Андрей Генрихович не обманул друга: уже на следующий день, сразу по прибытии на службу, составил ходатайство на имя графа Цукато. Приложив к нему прошение, написанное Полянским за вчерашним чаем, он отправил всё это с курьером в Центральное управление жандармерии.

…Минуло уже десять дней, а Алексей Фёдорович по-прежнему пребывал в неведении. Глаша, как и сулила, ушла в купеческий дом, так что он и вовсе оказался теперь в затруднительном положении, пытаясь в меру мужских своих способностей приобщиться к ведению домашнего хозяйства.

Полянский почти не выходил из дома, похудел и осунулся. Сегодня он с ужасом вдруг представил, как по просьбе владельцев булочной и ближайшей мясной лавки к нему за взысканием долгов пожалуют вскоре судебные приставы, и ему стало не по себе. Не выдержав, Алексей Фёдорович упал на колени пред образами, висевшими в углу:

– Господи всемогущий! Помоги! Устал я от нищеты, сил более нет терпеть! Готов ловить и воров, и мошенников, и мерзавцев всяких, лишь бы за приличное жалованье… да на благо общества…

Полянский стоял на коленях и истово крестился. Неожиданно вспомнилась ему родная деревенька, полностью сгоревшая во время войны… отец, безвременно скончавшийся, не выдержав разорения… матушка, последовавшая вслед за мужем буквально через несколько дней…

Алексей Фёдорович заплакал и ещё громче запричитал:

– Уж лучше бы меня французы на войне убили! Не испытывал бы теперь ни стыда, ни нужды…

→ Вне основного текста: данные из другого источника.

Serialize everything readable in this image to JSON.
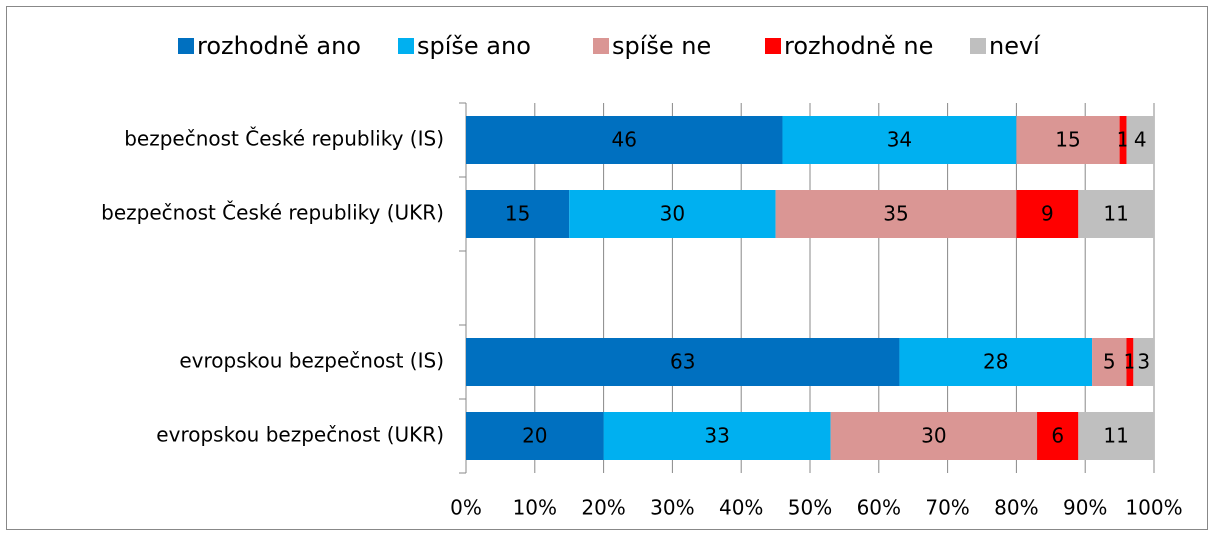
{
  "chart_data": {
    "type": "stacked_barh",
    "categories": [
      "bezpečnost České republiky (IS)",
      "bezpečnost České republiky (UKR)",
      null,
      "evropskou bezpečnost (IS)",
      "evropskou bezpečnost (UKR)"
    ],
    "series": [
      {
        "name": "rozhodně ano",
        "color": "#0070C0",
        "values": [
          46,
          15,
          null,
          63,
          20
        ]
      },
      {
        "name": "spíše ano",
        "color": "#00B0F0",
        "values": [
          34,
          30,
          null,
          28,
          33
        ]
      },
      {
        "name": "spíše ne",
        "color": "#DA9694",
        "values": [
          15,
          35,
          null,
          5,
          30
        ]
      },
      {
        "name": "rozhodně ne",
        "color": "#FF0000",
        "values": [
          1,
          9,
          null,
          1,
          6
        ]
      },
      {
        "name": "neví",
        "color": "#BFBFBF",
        "values": [
          4,
          11,
          null,
          3,
          11
        ]
      }
    ],
    "xlim": [
      0,
      100
    ],
    "xticks": [
      {
        "value": 0,
        "label": "0%"
      },
      {
        "value": 10,
        "label": "10%"
      },
      {
        "value": 20,
        "label": "20%"
      },
      {
        "value": 30,
        "label": "30%"
      },
      {
        "value": 40,
        "label": "40%"
      },
      {
        "value": 50,
        "label": "50%"
      },
      {
        "value": 60,
        "label": "60%"
      },
      {
        "value": 70,
        "label": "70%"
      },
      {
        "value": 80,
        "label": "80%"
      },
      {
        "value": 90,
        "label": "90%"
      },
      {
        "value": 100,
        "label": "100%"
      }
    ],
    "grid": true,
    "legend": "top"
  }
}
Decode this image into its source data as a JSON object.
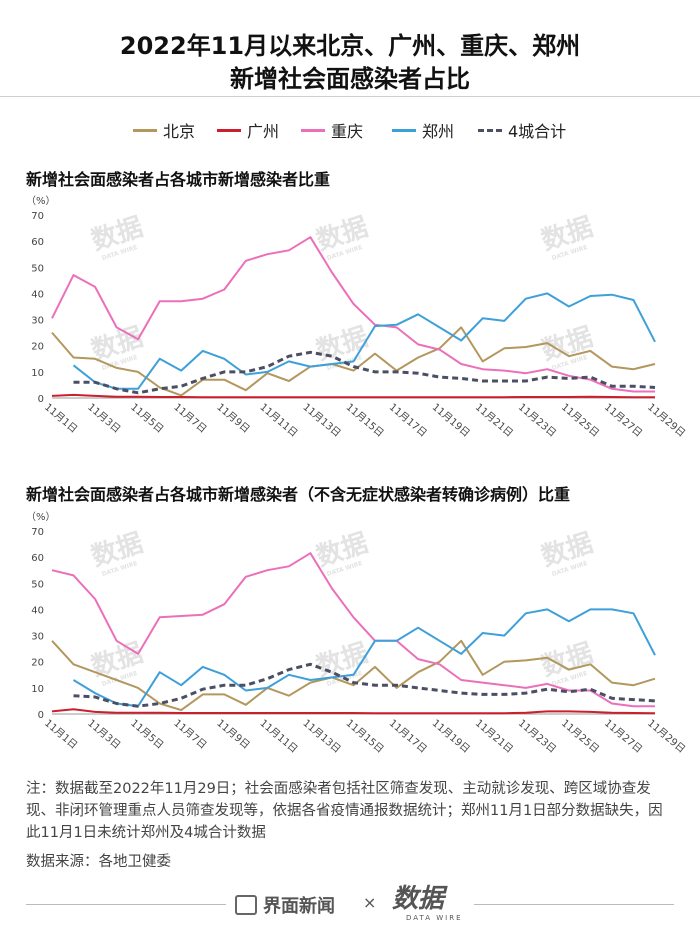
{
  "title_line1": "2022年11月以来北京、广州、重庆、郑州",
  "title_line2": "新增社会面感染者占比",
  "legend": [
    {
      "name": "北京",
      "color": "#b3975d",
      "style": "solid"
    },
    {
      "name": "广州",
      "color": "#cc1f2e",
      "style": "solid"
    },
    {
      "name": "重庆",
      "color": "#ec6fba",
      "style": "solid"
    },
    {
      "name": "郑州",
      "color": "#3ea0d9",
      "style": "solid"
    },
    {
      "name": "4城合计",
      "color": "#4b4f63",
      "style": "dashed"
    }
  ],
  "watermark": {
    "main": "数据",
    "sub": "DATA WIRE"
  },
  "chart_data": [
    {
      "type": "line",
      "title": "新增社会面感染者占各城市新增感染者比重",
      "unit": "（%）",
      "ylim": [
        0,
        70
      ],
      "yticks": [
        0,
        10,
        20,
        30,
        40,
        50,
        60,
        70
      ],
      "x": [
        "11月1日",
        "11月2日",
        "11月3日",
        "11月4日",
        "11月5日",
        "11月6日",
        "11月7日",
        "11月8日",
        "11月9日",
        "11月10日",
        "11月11日",
        "11月12日",
        "11月13日",
        "11月14日",
        "11月15日",
        "11月16日",
        "11月17日",
        "11月18日",
        "11月19日",
        "11月20日",
        "11月21日",
        "11月22日",
        "11月23日",
        "11月24日",
        "11月25日",
        "11月26日",
        "11月27日",
        "11月28日",
        "11月29日"
      ],
      "x_tick_labels": [
        "11月1日",
        "11月3日",
        "11月5日",
        "11月7日",
        "11月9日",
        "11月11日",
        "11月13日",
        "11月15日",
        "11月17日",
        "11月19日",
        "11月21日",
        "11月23日",
        "11月25日",
        "11月27日",
        "11月29日"
      ],
      "series": [
        {
          "name": "北京",
          "values": [
            25,
            15.5,
            15,
            11.5,
            10,
            4,
            1,
            7,
            7,
            3,
            9.5,
            6.5,
            12,
            13,
            10.5,
            17,
            10.5,
            15.5,
            19,
            27,
            14,
            19,
            19.5,
            21,
            16,
            18,
            12,
            11,
            13
          ]
        },
        {
          "name": "广州",
          "values": [
            0.8,
            1.2,
            0.8,
            0.5,
            0.5,
            0.4,
            0.4,
            0.3,
            0.3,
            0.3,
            0.3,
            0.3,
            0.3,
            0.3,
            0.3,
            0.3,
            0.3,
            0.3,
            0.3,
            0.3,
            0.3,
            0.3,
            0.4,
            0.4,
            0.4,
            0.5,
            0.4,
            0.3,
            0.3
          ]
        },
        {
          "name": "重庆",
          "values": [
            30.5,
            47,
            42.5,
            27,
            22.5,
            37,
            37,
            38,
            41.5,
            52.5,
            55,
            56.5,
            61.5,
            48,
            36,
            28,
            27,
            20.5,
            18.5,
            13,
            11,
            10.5,
            9.5,
            11,
            8.5,
            7,
            3.5,
            2.5,
            2.5
          ]
        },
        {
          "name": "郑州",
          "values": [
            null,
            12.5,
            6,
            3.5,
            3.5,
            15,
            10.5,
            18,
            15,
            9,
            10,
            14,
            12,
            13,
            14,
            27.5,
            28,
            32,
            27,
            22,
            30.5,
            29.5,
            38,
            40,
            35,
            39,
            39.5,
            37.5,
            21.5
          ]
        },
        {
          "name": "4城合计",
          "values": [
            null,
            6,
            6,
            3.5,
            2,
            3.5,
            4.5,
            7.5,
            10,
            10,
            12,
            16,
            17.5,
            16,
            12,
            10,
            10,
            9.5,
            8,
            7.5,
            6.5,
            6.5,
            6.5,
            8,
            7.5,
            8,
            4.5,
            4.5,
            4
          ]
        }
      ]
    },
    {
      "type": "line",
      "title": "新增社会面感染者占各城市新增感染者（不含无症状感染者转确诊病例）比重",
      "unit": "（%）",
      "ylim": [
        0,
        70
      ],
      "yticks": [
        0,
        10,
        20,
        30,
        40,
        50,
        60,
        70
      ],
      "x": [
        "11月1日",
        "11月2日",
        "11月3日",
        "11月4日",
        "11月5日",
        "11月6日",
        "11月7日",
        "11月8日",
        "11月9日",
        "11月10日",
        "11月11日",
        "11月12日",
        "11月13日",
        "11月14日",
        "11月15日",
        "11月16日",
        "11月17日",
        "11月18日",
        "11月19日",
        "11月20日",
        "11月21日",
        "11月22日",
        "11月23日",
        "11月24日",
        "11月25日",
        "11月26日",
        "11月27日",
        "11月28日",
        "11月29日"
      ],
      "x_tick_labels": [
        "11月1日",
        "11月3日",
        "11月5日",
        "11月7日",
        "11月9日",
        "11月11日",
        "11月13日",
        "11月15日",
        "11月17日",
        "11月19日",
        "11月21日",
        "11月23日",
        "11月25日",
        "11月27日",
        "11月29日"
      ],
      "series": [
        {
          "name": "北京",
          "values": [
            28,
            19,
            16,
            13,
            10,
            4,
            1.5,
            7.5,
            7.5,
            3.5,
            10,
            7,
            12,
            14,
            11,
            18,
            10,
            16,
            20,
            28,
            15,
            20,
            20.5,
            21.5,
            17,
            19,
            12,
            11,
            13.5
          ]
        },
        {
          "name": "广州",
          "values": [
            1,
            1.8,
            0.8,
            0.5,
            0.5,
            0.5,
            0.4,
            0.4,
            0.4,
            0.4,
            0.4,
            0.4,
            0.4,
            0.4,
            0.4,
            0.3,
            0.3,
            0.3,
            0.3,
            0.3,
            0.3,
            0.3,
            0.5,
            1,
            1,
            0.8,
            0.5,
            0.4,
            0.3
          ]
        },
        {
          "name": "重庆",
          "values": [
            55,
            53,
            44,
            28,
            23,
            37,
            37.5,
            38,
            42,
            52.5,
            55,
            56.5,
            61.5,
            48,
            37,
            28,
            28,
            21,
            19,
            13,
            12,
            11,
            10,
            11.5,
            9,
            9,
            4,
            3,
            3
          ]
        },
        {
          "name": "郑州",
          "values": [
            null,
            13,
            8,
            4,
            3,
            16,
            11,
            18,
            15,
            9,
            10,
            15,
            13,
            14,
            15,
            28,
            28,
            33,
            28,
            23,
            31,
            30,
            38.5,
            40,
            35.5,
            40,
            40,
            38.5,
            22.5
          ]
        },
        {
          "name": "4城合计",
          "values": [
            null,
            7,
            6.5,
            4,
            3,
            4,
            6,
            9.5,
            11,
            11,
            13.5,
            17,
            19,
            16,
            12,
            11,
            11,
            10,
            9,
            8,
            7.5,
            7.5,
            8,
            9.5,
            8.5,
            9.5,
            6,
            5.5,
            5
          ]
        }
      ]
    }
  ],
  "note": "注：数据截至2022年11月29日；社会面感染者包括社区筛查发现、主动就诊发现、跨区域协查发现、非闭环管理重点人员筛查发现等，依据各省疫情通报数据统计；郑州11月1日部分数据缺失，因此11月1日未统计郑州及4城合计数据",
  "source": "数据来源：各地卫健委",
  "footer": {
    "brand1": "界面新闻",
    "times": "×",
    "brand2": "数据",
    "brand2_sub": "DATA WIRE"
  }
}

Вдруг в дверь постучали. Решив, что ему померещилось, Полянский не откликнулся. Однако стук повторился, причём уже более настойчиво.

Поручик медленно поднялся с колен и, прихрамывая, направился к двери. На пороге стоял бравый молодец в казённом мундире.

– Имею ли я честь видеть господина Полянского Алексея Фёдоровича? – поинтересовался визитёр.

– Это я… – промямлил растерявшийся Полянский. – Чем обязан?

– Вам письмо из Управления жандармерии. Будьте любезны, распишитесь в получении, – курьер протянул обомлевшему от изумления поручику квитанцию.

Алексей Фёдорович робко принял казённый листочек, подошёл к письменному столу, машинально расписался.

– Благодарю. Получите ваше письмо. Прошу! – отчеканил вышколенный курьер и протянул конверт Полянскому. Тот принял его дрожащими от волнения пальцами.